Our action always make complete sense to us, however, we are often confused, frustrated or annoyed by the actions of others.  But the people taking these actions are somehow not confused, frustrated or annoyed like we are.  How is that? The circumstances in which they are acting occur to them differently than they do to you and they are acting accordingly to how the circumstances occur to them. 

We as humans confuse the actual facts of a situation with how the situation occurs to us.  There is a distinction between the facts and how the facts occur to us.  This is how there can be a car accident with 20 witnesses and 18 different stories of what happened. It occurred to each person differently. A fact is that one car involved in the accident was going 40 miles per hour.  To one observer, the car could have occurred as going very fast, while that same car could have been going rather slow to another because one observer was a five year old and the other was a race car driver.

How does this apply?

The same situations occur differently to different people, giving different actions. 

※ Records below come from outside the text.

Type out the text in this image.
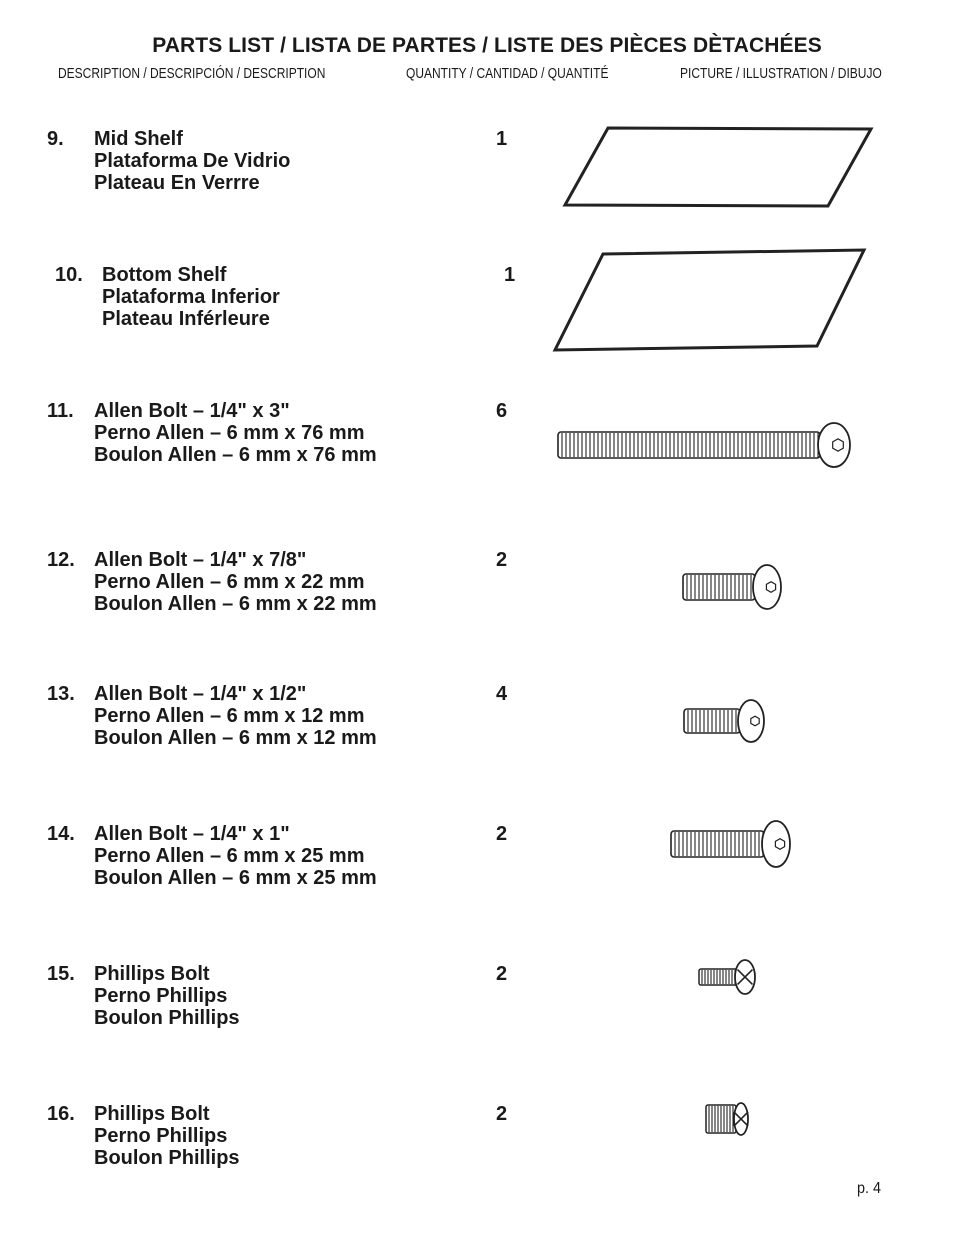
PARTS LIST / LISTA DE PARTES / LISTE DES PIÈCES DÈTACHÉES
DESCRIPTION / DESCRIPCIÓN / DESCRIPTION	QUANTITY / CANTIDAD / QUANTITÉ	PICTURE / ILLUSTRATION / DIBUJO
9. Mid Shelf
Plataforma De Vidrio
Plateau En Verrre
1
10. Bottom Shelf
Plataforma Inferior
Plateau Inférleure
1
11. Allen Bolt – 1/4" x 3"
Perno Allen – 6 mm x 76 mm
Boulon Allen – 6 mm x 76 mm
6
12. Allen Bolt – 1/4" x 7/8"
Perno Allen – 6 mm x 22 mm
Boulon Allen – 6 mm x 22 mm
2
13. Allen Bolt – 1/4" x 1/2"
Perno Allen – 6 mm x 12 mm
Boulon Allen – 6 mm x 12 mm
4
14. Allen Bolt – 1/4" x 1"
Perno Allen – 6 mm x 25 mm
Boulon Allen – 6 mm x 25 mm
2
15. Phillips Bolt
Perno Phillips
Boulon Phillips
2
16. Phillips Bolt
Perno Phillips
Boulon Phillips
2
p. 4
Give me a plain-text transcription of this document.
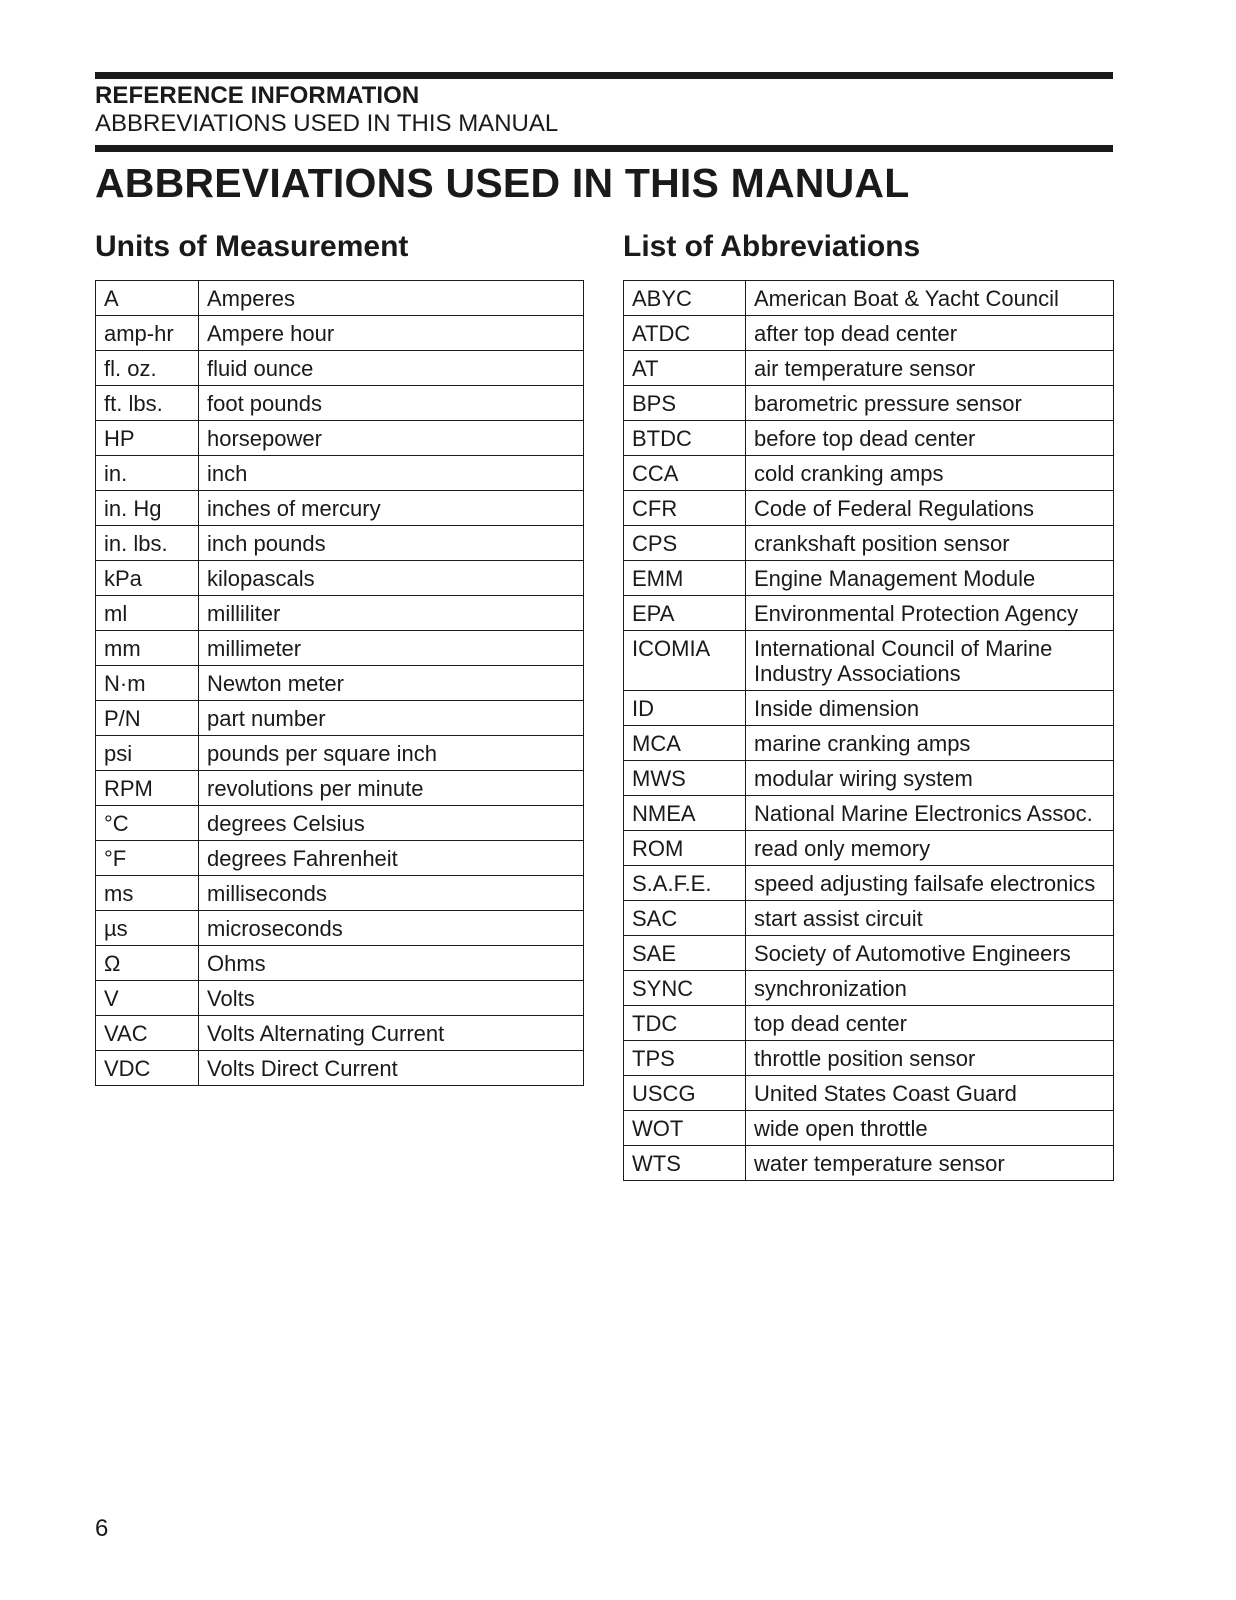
REFERENCE INFORMATION
ABBREVIATIONS USED IN THIS MANUAL
ABBREVIATIONS USED IN THIS MANUAL
Units of Measurement	List of Abbreviations
A	Amperes
amp-hr	Ampere hour
fl. oz.	fluid ounce
ft. lbs.	foot pounds
HP	horsepower
in.	inch
in. Hg	inches of mercury
in. lbs.	inch pounds
kPa	kilopascals
ml	milliliter
mm	millimeter
N·m	Newton meter
P/N	part number
psi	pounds per square inch
RPM	revolutions per minute
°C	degrees Celsius
°F	degrees Fahrenheit
ms	milliseconds
µs	microseconds
Ω	Ohms
V	Volts
VAC	Volts Alternating Current
VDC	Volts Direct Current
ABYC	American Boat & Yacht Council
ATDC	after top dead center
AT	air temperature sensor
BPS	barometric pressure sensor
BTDC	before top dead center
CCA	cold cranking amps
CFR	Code of Federal Regulations
CPS	crankshaft position sensor
EMM	Engine Management Module
EPA	Environmental Protection Agency
ICOMIA	International Council of Marine Industry Associations
ID	Inside dimension
MCA	marine cranking amps
MWS	modular wiring system
NMEA	National Marine Electronics Assoc.
ROM	read only memory
S.A.F.E.	speed adjusting failsafe electronics
SAC	start assist circuit
SAE	Society of Automotive Engineers
SYNC	synchronization
TDC	top dead center
TPS	throttle position sensor
USCG	United States Coast Guard
WOT	wide open throttle
WTS	water temperature sensor
6
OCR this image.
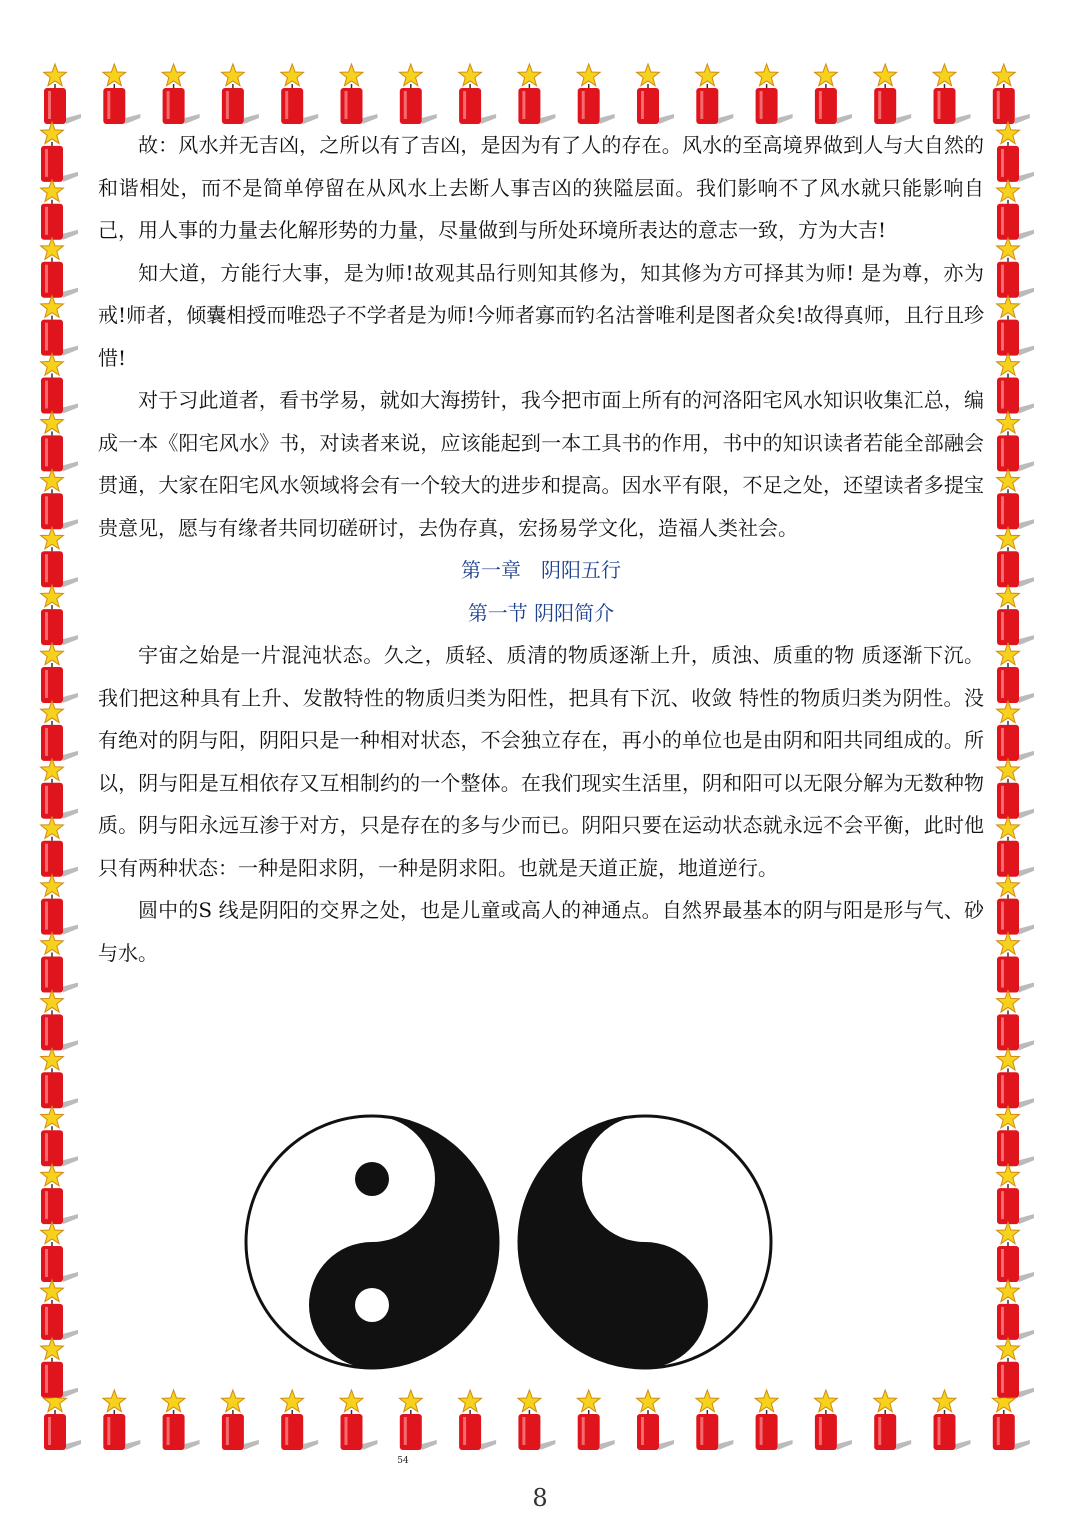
故：风水并无吉凶，之所以有了吉凶，是因为有了人的存在。风水的至高境界做到人与大自然的和谐相处，而不是简单停留在从风水上去断人事吉凶的狭隘层面。我们影响不了风水就只能影响自己，用人事的力量去化解形势的力量，尽量做到与所处环境所表达的意志一致，方为大吉!

知大道，方能行大事，是为师!故观其品行则知其修为，知其修为方可择其为师! 是为尊，亦为戒!师者，倾囊相授而唯恐子不学者是为师!今师者寡而钓名沽誉唯利是图者众矣!故得真师，且行且珍惜!

对于习此道者，看书学易，就如大海捞针，我今把市面上所有的河洛阳宅风水知识收集汇总，编成一本《阳宅风水》书，对读者来说，应该能起到一本工具书的作用，书中的知识读者若能全部融会贯通，大家在阳宅风水领域将会有一个较大的进步和提高。因水平有限，不足之处，还望读者多提宝贵意见，愿与有缘者共同切磋研讨，去伪存真，宏扬易学文化，造福人类社会。

第一章　阴阳五行

第一节 阴阳简介

宇宙之始是一片混沌状态。久之，质轻、质清的物质逐渐上升，质浊、质重的物 质逐渐下沉。我们把这种具有上升、发散特性的物质归类为阳性，把具有下沉、收敛 特性的物质归类为阴性。没有绝对的阴与阳，阴阳只是一种相对状态，不会独立存在，再小的单位也是由阴和阳共同组成的。所以，阴与阳是互相依存又互相制约的一个整体。在我们现实生活里，阴和阳可以无限分解为无数种物质。阴与阳永远互渗于对方，只是存在的多与少而已。阴阳只要在运动状态就永远不会平衡，此时他只有两种状态：一种是阳求阴，一种是阴求阳。也就是天道正旋，地道逆行。

圆中的S 线是阴阳的交界之处，也是儿童或高人的神通点。自然界最基本的阴与阳是形与气、砂与水。

54
8
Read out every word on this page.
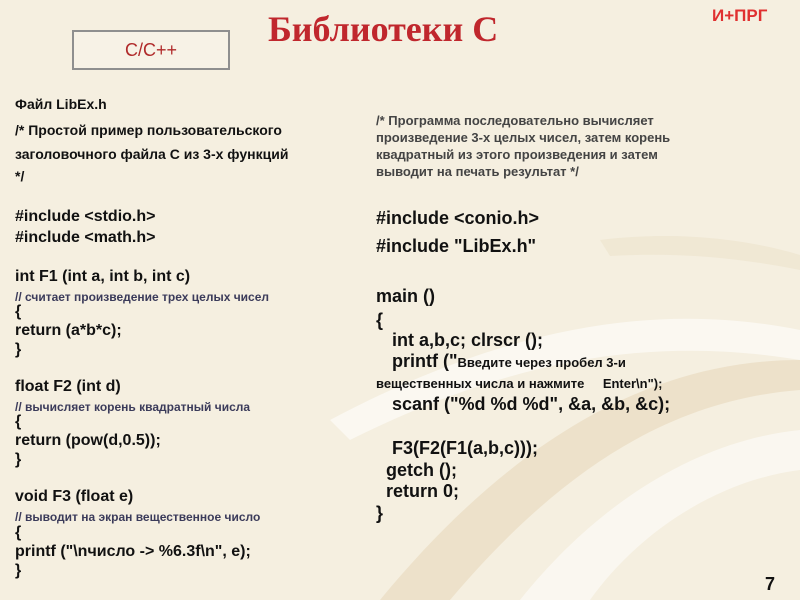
Библиотеки С	И+ПРГ
С/С++
Файл LibEx.h
/* Простой пример пользовательского
заголовочного файла С из 3-х функций
*/
#include <stdio.h>
#include <math.h>
int F1 (int a, int b, int c)
// считает произведение трех целых чисел
{
return (a*b*c);
}
float F2 (int d)
// вычисляет корень квадратный числа
{
return (pow(d,0.5));
}
void F3 (float e)
// выводит на экран вещественное число
{
printf ("\nчисло -> %6.3f\n", e);
}
/* Программа последовательно вычисляет
произведение 3-х целых чисел, затем корень
квадратный из этого произведения и затем
выводит на печать результат */
#include <conio.h>
#include "LibEx.h"
main ()
{
int a,b,c; clrscr ();
printf ("Введите через пробел 3-и
вещественных числа и нажмите Enter\n");
scanf ("%d %d %d", &a, &b, &c);
F3(F2(F1(a,b,c)));
getch ();
return 0;
}
7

Lets take a party for example.  One person could be sitting in a corner and another could be in the center of the room talking with everyone. Why the different behavior?

The easy answer is because one likes parties and the other does not, or one is shy and the other is not.  However, it is the different occurring for each person that gives liking or not liking parties, or being or not being shy. The occurring for the person in the corner could be that, “big groups are uncomfortable and risky” while the occurring for the socialite could be that, “new people are great!”  After seeing the distinct ways the same situation occurs for two different people, it is simple to understand the distinct sets of actions.

The occurring is what gives the actions, being perfectly correlated with each other. 

It is now easier to understand the different things people do, the ways they behave and their performances are all given by the way the situation occurs to them in a business or organizational setting as well.

If people are doing things to your disliking, that are confusing or are frustrating, it is because the situation at hand occurs for them differently that it does for you.